Security contractors were heckled, humiliated and abused by U.S. Marines in Iraq while jailed for three days with insurgents, one of the detainees said.
RAICHE
American contract worker Matt Raiche, seen at his attorney's office in Reno, Nev., on Friday, claims he was abused while detained at Camp Fallujah, in Iraq, in May.Cathleen Allison / AP
/ Source: The Associated Press

Security contractors were heckled, humiliated and physically abused by U.S. Marines in Iraq while jailed for 72 hours with insurgents, one of the detainees said Friday.

“It was disbelief the whole time. I couldn’t believe what was happening,” said Matt Raiche, 34, an ex-Marine who was one of 16 American and three Iraqi contractors detained at Camp Fallujah last month.

“I just found it crazy that we were being held with terrorists, that we were put in the same facility with them,” he told The Associated Press in an interview at his lawyer’s office. “They were calling us a rogue mercenary team.”

Military denies abuse charges
Defense officials disclosed on Thursday that the security guards for Charlotte, N.C.-based Zapata Engineering were detained for three days after they fired from trucks and SUVs on Iraqi civilian cars and U.S. forces in Fallujah, 40 miles west of Baghdad.

The military has denied the contractors were abused.

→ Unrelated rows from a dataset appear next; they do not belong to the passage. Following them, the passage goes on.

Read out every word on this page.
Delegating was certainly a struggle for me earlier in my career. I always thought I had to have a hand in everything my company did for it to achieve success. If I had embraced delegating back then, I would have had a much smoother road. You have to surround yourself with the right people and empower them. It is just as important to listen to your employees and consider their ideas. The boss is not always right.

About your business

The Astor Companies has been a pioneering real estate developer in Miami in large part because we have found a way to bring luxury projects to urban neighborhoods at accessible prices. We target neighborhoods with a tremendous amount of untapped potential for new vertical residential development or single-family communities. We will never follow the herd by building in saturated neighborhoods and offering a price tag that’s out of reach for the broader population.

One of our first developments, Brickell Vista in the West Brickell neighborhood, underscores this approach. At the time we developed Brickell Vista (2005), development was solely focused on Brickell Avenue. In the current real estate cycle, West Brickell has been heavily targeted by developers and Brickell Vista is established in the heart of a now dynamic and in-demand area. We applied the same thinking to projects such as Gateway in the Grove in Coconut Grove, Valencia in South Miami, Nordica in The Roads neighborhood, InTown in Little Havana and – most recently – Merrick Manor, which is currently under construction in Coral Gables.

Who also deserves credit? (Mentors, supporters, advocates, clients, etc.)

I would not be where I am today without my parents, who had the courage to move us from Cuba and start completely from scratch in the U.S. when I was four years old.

No charges have been filed against any of the contractors, who the military said were separated from suspected insurgents.

Company president Manuel Zapata said the only shot fired by his workers was a warning blast after they noticed a vehicle following them.

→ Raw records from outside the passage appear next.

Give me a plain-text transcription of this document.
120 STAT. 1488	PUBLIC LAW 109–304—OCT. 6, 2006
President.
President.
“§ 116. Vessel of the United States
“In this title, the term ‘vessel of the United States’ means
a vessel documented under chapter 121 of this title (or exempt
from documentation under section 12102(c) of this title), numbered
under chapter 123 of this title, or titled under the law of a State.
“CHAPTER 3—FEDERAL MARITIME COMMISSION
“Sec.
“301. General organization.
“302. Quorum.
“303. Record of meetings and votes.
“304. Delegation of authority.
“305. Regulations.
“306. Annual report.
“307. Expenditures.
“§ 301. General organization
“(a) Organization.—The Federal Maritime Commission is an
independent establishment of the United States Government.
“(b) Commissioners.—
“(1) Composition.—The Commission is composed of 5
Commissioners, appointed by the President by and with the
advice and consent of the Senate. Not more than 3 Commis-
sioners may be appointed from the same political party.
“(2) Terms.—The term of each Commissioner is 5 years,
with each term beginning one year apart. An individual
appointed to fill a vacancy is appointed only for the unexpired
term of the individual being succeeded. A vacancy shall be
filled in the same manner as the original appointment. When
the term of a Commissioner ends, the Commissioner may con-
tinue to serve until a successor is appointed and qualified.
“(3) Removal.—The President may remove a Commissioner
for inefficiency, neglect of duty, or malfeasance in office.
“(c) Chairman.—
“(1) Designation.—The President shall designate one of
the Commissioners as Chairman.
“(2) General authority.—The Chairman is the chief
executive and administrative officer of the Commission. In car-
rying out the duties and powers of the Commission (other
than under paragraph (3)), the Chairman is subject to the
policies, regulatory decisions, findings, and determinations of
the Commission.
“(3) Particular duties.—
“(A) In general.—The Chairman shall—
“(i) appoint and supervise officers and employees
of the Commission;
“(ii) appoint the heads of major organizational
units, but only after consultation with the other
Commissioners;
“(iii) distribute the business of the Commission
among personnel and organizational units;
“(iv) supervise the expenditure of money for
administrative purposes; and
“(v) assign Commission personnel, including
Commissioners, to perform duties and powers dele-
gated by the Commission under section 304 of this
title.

'His head bounced off the asphalt'
Raiche, of Dayton, Nev., said the contractors were stopped and taken into custody on May 28. He said a Marine told him that shots had been fired, and Raiche told him, “It wasn’t us.”

Raiche said several of the contractors were interrogated before they were released June 1 with no official explanation for their detention.

Raiche said guards intimidated the detainees with dogs, made them strip and told them to wear towels over their heads when they went to the restroom so insurgents in the facility would not recognize and harm them, Raiche said.

One of his colleagues was slammed to the ground by a guard, he said.

“His head bounced off the asphalt,” Raiche said. “He told me he heard one guard say to another, ‘If he moves, let the dog loose.”’

Raiche said his colleague told him that a guard then reached down and “squeezed his testicles so hard he could barely move.”

When Raiche first arrived at the facility, he said a guard ordered him to the ground and put a knee in his back. He said he heard one Marine say, “How does it feel now making that big contractor money?”

Raiche said the Marines handcuffed them with “zip lock ties.” When the detainees complained they were so tight they were losing circulation in their hands, they were cursed at and told to shut up, Raiche said.

Raiche returned to Reno on Thursday night. He said he had been in Iraq for about two years before returning to Nevada earlier this spring, then headed back to Iraq on May 2.

An estimated 20,000 Americans, many of them former military personnel, are believed to be working in Iraq for contractors. More than 200 private workers have died in Iraq.

Zapata Engineering contracts frequently with the Defense Department and Zapata said he was waiting for completion of the investigation before he draws conclusions about how the military treated his workers.